Potrei dilungarmi su come la trama si sviluppi in maniera banale e poco accurata, ma sarebbe infierire. Tralascio i commenti sulle dinamiche di “sostentamento dei vampiri” (Boris e Mal si bevono sangue a vicenda e si cibano praticamente di se stessi), sulla parte della madre assassina e infingarda e delle soluzioni sbrigative adottate sia nel perpetrare la truffa ai danni di Mal che quelle per risolverla, sul linguaggio sboccato per tre quarti della narrazione, sui “falli che si animano di vita propria” all’incontro dell’altrui oggetto del desiderio, per concludere: peccato.

La prima serie, quella sugli Alpha e i lupi era carina, bene impostata.

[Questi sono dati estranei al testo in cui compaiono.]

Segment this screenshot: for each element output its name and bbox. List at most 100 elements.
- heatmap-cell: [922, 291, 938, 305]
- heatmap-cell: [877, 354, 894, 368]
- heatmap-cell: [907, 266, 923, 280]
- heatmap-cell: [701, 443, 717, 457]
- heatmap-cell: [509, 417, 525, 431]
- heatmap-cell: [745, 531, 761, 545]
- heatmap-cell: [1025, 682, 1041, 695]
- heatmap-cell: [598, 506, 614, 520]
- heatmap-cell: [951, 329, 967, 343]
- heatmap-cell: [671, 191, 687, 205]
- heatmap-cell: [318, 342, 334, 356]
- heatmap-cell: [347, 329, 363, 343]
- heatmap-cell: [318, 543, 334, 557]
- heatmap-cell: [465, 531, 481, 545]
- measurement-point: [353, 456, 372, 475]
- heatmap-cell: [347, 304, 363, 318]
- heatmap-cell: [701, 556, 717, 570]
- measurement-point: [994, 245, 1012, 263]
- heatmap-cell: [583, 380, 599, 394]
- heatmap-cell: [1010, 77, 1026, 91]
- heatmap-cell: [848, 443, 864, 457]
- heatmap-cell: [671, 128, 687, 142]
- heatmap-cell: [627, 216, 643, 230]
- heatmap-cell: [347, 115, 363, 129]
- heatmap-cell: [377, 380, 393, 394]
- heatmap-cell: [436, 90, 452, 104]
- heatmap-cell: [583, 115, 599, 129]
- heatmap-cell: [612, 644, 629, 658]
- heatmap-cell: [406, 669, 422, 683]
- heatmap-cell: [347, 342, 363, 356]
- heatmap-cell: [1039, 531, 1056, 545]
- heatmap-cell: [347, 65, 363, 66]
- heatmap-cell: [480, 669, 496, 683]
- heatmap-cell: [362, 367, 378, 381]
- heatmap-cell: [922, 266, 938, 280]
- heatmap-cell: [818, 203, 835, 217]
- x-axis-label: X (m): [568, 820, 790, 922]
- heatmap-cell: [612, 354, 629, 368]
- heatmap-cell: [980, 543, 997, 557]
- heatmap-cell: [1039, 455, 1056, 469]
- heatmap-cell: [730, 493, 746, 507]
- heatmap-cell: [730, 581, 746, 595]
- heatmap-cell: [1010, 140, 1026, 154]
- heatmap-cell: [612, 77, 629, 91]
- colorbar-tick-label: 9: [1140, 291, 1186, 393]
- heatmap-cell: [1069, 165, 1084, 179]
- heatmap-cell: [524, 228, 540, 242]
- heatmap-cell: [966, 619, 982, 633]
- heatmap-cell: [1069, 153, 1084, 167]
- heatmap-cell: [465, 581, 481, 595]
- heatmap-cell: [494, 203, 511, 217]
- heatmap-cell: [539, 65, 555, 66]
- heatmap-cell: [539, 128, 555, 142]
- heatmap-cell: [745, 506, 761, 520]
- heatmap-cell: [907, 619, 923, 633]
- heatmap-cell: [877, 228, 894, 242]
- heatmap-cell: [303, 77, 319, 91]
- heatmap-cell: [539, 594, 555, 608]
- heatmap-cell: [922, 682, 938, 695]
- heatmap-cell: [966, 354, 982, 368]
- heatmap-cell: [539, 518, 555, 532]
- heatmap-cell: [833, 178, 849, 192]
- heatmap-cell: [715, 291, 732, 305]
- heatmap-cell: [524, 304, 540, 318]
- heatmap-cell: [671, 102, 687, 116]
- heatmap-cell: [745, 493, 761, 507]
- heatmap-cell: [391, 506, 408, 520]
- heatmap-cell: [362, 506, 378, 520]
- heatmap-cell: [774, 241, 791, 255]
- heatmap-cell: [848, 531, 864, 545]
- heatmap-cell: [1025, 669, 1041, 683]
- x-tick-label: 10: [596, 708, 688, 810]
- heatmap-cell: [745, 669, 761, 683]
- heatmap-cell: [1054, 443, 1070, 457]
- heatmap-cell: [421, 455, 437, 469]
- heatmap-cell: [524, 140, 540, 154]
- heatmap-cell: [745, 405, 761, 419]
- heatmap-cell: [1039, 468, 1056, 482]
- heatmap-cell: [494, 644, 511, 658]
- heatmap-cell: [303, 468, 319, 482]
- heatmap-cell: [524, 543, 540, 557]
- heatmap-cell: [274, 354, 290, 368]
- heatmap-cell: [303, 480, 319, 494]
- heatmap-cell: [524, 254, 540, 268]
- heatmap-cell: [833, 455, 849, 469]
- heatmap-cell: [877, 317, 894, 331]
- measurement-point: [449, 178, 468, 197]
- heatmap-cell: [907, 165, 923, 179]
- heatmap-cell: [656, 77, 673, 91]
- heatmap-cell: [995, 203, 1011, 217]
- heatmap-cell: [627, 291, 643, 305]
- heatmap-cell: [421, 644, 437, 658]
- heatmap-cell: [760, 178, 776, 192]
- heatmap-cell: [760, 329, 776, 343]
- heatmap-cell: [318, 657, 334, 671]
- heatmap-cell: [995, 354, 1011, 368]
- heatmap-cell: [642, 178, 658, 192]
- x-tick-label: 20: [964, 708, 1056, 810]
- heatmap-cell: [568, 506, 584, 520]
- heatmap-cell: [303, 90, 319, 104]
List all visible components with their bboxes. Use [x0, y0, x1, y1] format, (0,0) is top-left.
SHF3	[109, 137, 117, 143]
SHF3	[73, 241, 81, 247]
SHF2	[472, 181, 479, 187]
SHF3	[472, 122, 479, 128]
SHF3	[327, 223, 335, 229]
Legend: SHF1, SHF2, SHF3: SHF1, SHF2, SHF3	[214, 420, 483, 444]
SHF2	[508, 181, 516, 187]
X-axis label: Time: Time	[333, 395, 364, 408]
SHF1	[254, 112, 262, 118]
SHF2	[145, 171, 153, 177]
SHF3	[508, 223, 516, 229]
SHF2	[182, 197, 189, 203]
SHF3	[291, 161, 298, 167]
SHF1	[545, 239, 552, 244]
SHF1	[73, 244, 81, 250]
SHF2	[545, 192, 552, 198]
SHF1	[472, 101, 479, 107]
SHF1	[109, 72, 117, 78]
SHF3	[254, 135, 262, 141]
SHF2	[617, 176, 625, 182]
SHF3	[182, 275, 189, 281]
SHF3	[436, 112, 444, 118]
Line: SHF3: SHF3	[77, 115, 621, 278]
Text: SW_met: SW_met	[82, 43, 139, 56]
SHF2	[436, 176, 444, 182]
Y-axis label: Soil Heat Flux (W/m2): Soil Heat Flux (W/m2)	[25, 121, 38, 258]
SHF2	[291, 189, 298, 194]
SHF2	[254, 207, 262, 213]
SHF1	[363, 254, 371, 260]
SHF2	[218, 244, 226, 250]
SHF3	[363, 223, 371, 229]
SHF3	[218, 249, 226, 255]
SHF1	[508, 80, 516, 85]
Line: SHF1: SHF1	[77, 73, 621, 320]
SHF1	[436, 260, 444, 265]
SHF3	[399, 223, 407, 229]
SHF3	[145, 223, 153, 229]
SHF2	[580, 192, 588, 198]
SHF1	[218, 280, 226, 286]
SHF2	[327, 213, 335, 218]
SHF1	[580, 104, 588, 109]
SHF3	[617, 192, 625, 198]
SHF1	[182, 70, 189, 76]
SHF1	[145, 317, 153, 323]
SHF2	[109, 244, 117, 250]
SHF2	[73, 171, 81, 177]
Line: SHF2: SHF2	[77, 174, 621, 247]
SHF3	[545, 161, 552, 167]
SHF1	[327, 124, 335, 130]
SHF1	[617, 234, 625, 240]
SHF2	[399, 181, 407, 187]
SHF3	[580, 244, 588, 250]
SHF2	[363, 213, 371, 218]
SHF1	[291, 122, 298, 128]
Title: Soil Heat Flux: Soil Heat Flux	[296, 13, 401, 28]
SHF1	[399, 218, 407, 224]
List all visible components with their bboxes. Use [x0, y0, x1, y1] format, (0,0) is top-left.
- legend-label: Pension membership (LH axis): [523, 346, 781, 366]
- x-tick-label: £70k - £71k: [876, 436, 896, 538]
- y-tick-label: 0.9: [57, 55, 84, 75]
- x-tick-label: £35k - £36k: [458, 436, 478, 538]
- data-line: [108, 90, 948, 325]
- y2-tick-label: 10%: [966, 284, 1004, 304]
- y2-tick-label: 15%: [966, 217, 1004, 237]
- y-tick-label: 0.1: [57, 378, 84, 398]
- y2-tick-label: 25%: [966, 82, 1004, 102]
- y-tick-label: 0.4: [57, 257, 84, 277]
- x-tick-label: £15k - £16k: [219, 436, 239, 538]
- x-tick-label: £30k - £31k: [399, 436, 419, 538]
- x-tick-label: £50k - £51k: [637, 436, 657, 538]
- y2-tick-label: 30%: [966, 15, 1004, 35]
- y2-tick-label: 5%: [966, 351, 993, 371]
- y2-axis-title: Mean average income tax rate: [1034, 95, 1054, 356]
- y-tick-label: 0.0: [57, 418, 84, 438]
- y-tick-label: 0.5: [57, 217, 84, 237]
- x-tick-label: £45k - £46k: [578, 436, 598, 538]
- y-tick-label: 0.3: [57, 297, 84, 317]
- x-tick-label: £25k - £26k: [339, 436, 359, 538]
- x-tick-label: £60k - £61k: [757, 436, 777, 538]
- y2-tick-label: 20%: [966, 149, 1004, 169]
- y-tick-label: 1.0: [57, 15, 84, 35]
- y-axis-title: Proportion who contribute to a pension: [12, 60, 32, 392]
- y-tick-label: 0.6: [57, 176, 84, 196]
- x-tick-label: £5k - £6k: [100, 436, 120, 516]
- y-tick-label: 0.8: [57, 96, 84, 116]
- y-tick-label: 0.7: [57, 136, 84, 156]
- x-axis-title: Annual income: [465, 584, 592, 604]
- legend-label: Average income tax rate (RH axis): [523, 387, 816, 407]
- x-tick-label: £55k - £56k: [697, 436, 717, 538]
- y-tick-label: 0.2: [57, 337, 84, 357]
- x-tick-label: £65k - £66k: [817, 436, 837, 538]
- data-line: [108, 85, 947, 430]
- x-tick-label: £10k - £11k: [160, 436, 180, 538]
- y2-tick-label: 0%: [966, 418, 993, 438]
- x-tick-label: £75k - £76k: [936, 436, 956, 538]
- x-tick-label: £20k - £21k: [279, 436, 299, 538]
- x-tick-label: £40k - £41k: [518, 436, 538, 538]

Anche il primo episodio sui vampiri, “L’Acrobata”, aveva lasciato ben sperare. Forse gli argomenti trattati non erano di particolare complessità e quindi si era potuti procedere con maggiore naturalezza. L’autrice non ha saputo raggiungere lo scopo prefissato nell’approfondire di più le tematiche e nel complicare leggermente la trama. Ha inserito argomenti che avrebbero richiesto un’accurata documentazione. Le situazioni di conflitto avrebbero necessitato di maggiore attenzione ai movimenti e alle azioni dei personaggi. Forse complice la fretta di pubblicare, data la richiesta a gran voce da parte del fan club, “Legami di famiglia” a mio avviso ha disatteso le aspettative.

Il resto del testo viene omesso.